VnExpress International, an English-language online news site focusing on Vietnam, published the report produced by Vietnamese photographer Nguyen Viet Hung, who has been documenting the country’s maritime environment since August 2018.
Hung’s article, “A photographer exposes Vietnam’s ugly underbelly – marine pollution,” was last quoted on Twitter at 12:47 p.m. (local time) just before the takedown. Less than two hours later, it was reported to be down by Twitter users, who were greeted by this message when they tried to access it: “Page Not Found. We’re unable to locate the page you requested.”
Based on a report by The Vietnamese, an independent online magazine, Twitter users who tried to access the report realized that it was no longer accessible on the site.
“Ugh…I really hope it wasn’t censored,” said one Twitter user.
Vietnam’s new cyber security law, which took effect on 1 January 2019, has drawn flak for its sweeping power to monitor online activity. It requires online platforms such as Google and Facebook to set up local offices and store their data locally.
Human rights and media groups see the law as the one-party state’s effort to tighten the reins on free expression in Vietnam.
“Whether Hung’s environmental report was taken down upon orders of state authorities or due to self-censorship, there’s no belaboring the dismal state of press freedom and free speech in Vietnam,” said Tess Bacalla, executive director of the Southeast Asian Press Alliance (SEAPA).
What happened to Hung’s piece was not an isolated case for VnExpress.net.
In 2004, Prime Minister Pham Van Khai called out the news website for its online report on the government’s purchase of 78 Mercedes vehicles for the Asia-Europe Meeting. The editor-in-chief and journalists behind the story were reportedly put under disciplinary action.

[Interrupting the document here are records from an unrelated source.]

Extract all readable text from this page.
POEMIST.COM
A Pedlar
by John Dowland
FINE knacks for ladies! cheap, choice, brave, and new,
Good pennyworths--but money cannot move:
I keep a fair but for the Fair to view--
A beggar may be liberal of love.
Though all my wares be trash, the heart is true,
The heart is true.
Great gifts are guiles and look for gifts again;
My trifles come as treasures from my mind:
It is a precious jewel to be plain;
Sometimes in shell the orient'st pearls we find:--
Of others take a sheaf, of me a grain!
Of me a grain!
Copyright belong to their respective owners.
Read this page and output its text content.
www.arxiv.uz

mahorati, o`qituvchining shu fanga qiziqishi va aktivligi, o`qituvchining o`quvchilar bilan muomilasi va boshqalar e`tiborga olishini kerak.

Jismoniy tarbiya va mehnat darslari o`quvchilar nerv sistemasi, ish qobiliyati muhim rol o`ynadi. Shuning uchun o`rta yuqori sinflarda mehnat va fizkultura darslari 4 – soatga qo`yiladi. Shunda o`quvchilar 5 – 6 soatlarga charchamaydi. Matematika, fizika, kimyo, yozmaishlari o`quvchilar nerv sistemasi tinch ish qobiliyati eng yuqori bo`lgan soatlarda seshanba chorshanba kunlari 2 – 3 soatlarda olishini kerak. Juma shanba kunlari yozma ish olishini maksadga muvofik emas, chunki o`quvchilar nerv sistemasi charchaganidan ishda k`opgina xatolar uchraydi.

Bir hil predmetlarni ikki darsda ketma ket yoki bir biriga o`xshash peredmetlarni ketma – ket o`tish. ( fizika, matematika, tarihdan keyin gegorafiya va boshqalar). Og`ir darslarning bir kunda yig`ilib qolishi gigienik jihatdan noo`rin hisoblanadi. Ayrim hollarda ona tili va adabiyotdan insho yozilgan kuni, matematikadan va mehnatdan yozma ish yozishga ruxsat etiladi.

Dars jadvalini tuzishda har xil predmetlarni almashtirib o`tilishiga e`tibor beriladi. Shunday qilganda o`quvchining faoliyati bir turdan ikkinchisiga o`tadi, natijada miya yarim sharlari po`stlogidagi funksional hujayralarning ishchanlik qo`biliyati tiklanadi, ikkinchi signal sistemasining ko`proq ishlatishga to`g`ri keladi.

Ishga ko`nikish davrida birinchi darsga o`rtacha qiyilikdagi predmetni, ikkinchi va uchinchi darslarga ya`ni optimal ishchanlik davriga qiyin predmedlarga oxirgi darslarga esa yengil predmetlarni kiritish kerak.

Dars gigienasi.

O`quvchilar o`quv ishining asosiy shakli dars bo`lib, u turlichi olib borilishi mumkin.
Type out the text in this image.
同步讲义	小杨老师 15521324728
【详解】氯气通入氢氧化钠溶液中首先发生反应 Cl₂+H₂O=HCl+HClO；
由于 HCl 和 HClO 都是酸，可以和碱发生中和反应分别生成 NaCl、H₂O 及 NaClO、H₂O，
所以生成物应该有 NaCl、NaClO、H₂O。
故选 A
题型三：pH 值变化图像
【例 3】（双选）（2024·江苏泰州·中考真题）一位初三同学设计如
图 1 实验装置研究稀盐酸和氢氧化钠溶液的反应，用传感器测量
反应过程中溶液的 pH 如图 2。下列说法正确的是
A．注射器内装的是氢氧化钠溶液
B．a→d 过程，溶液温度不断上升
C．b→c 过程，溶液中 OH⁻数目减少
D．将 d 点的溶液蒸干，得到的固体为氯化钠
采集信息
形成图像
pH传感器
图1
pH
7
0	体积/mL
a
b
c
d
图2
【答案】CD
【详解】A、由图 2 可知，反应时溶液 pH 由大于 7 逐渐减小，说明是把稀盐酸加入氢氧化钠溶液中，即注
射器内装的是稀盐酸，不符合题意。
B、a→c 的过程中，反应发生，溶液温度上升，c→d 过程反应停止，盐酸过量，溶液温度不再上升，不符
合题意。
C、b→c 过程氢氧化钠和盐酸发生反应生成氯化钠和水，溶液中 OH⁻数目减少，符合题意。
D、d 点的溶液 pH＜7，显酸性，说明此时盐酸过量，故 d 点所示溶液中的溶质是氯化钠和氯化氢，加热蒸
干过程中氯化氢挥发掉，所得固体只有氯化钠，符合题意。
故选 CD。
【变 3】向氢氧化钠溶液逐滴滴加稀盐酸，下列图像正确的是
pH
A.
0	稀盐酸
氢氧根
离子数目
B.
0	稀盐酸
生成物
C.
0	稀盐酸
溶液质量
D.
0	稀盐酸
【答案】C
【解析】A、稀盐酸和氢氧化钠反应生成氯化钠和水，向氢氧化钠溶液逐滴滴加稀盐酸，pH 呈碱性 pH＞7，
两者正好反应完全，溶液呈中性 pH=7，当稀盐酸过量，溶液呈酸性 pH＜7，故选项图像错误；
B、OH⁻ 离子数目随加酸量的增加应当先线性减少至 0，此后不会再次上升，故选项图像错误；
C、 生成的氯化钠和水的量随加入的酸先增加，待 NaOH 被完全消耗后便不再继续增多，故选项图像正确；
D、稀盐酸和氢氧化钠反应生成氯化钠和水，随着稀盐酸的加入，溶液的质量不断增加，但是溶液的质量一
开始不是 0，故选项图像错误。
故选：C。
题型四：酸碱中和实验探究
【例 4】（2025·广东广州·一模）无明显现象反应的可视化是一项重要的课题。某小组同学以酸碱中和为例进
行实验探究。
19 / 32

Tran Vi, editor in chief of The Vietnamese, an independent news website, said “it is the unspoken rule among all reporters and editors that the Vietnamese Communist Party’s Central Propaganda Committee is the real editor in chief of all state-owned media and newspapers” in the country.
She recounted an incident in December last year when the head of the Committee appeared and remarked at a congress held explicitly by and for the press. “He told the journalists present to overcome having ‘vague political thoughts’ as news reporters, especially when it comes to posting on social media.”
“In practice, the Committee regularly requests newspapers to take down articles that it deems negatively affect the VCP,” she said.
It appears that such requests have the force of law.
As though echoing the fate that befall Hung’s environmental report, an online article that drew much criticism from netizens was similarly taken off the online sites where they had been posted, Vi said.
The article, which was carried by most of the major newspapers in Vietnam, reported that the Politburo had approved more than 50 billion VND (~USD 2.15 million) for the construction of two metro lines in Ho Chi Minh City.
“Immediately, prominent bloggers and dissidents on social media, like lawyers Le Cong Dinh and Tran Vu Hai, questioned the legality of that decision.”
“(Even) when netizens showed support for the lawyers’ point of view, by the end of the day, all of the published articles were taken down.”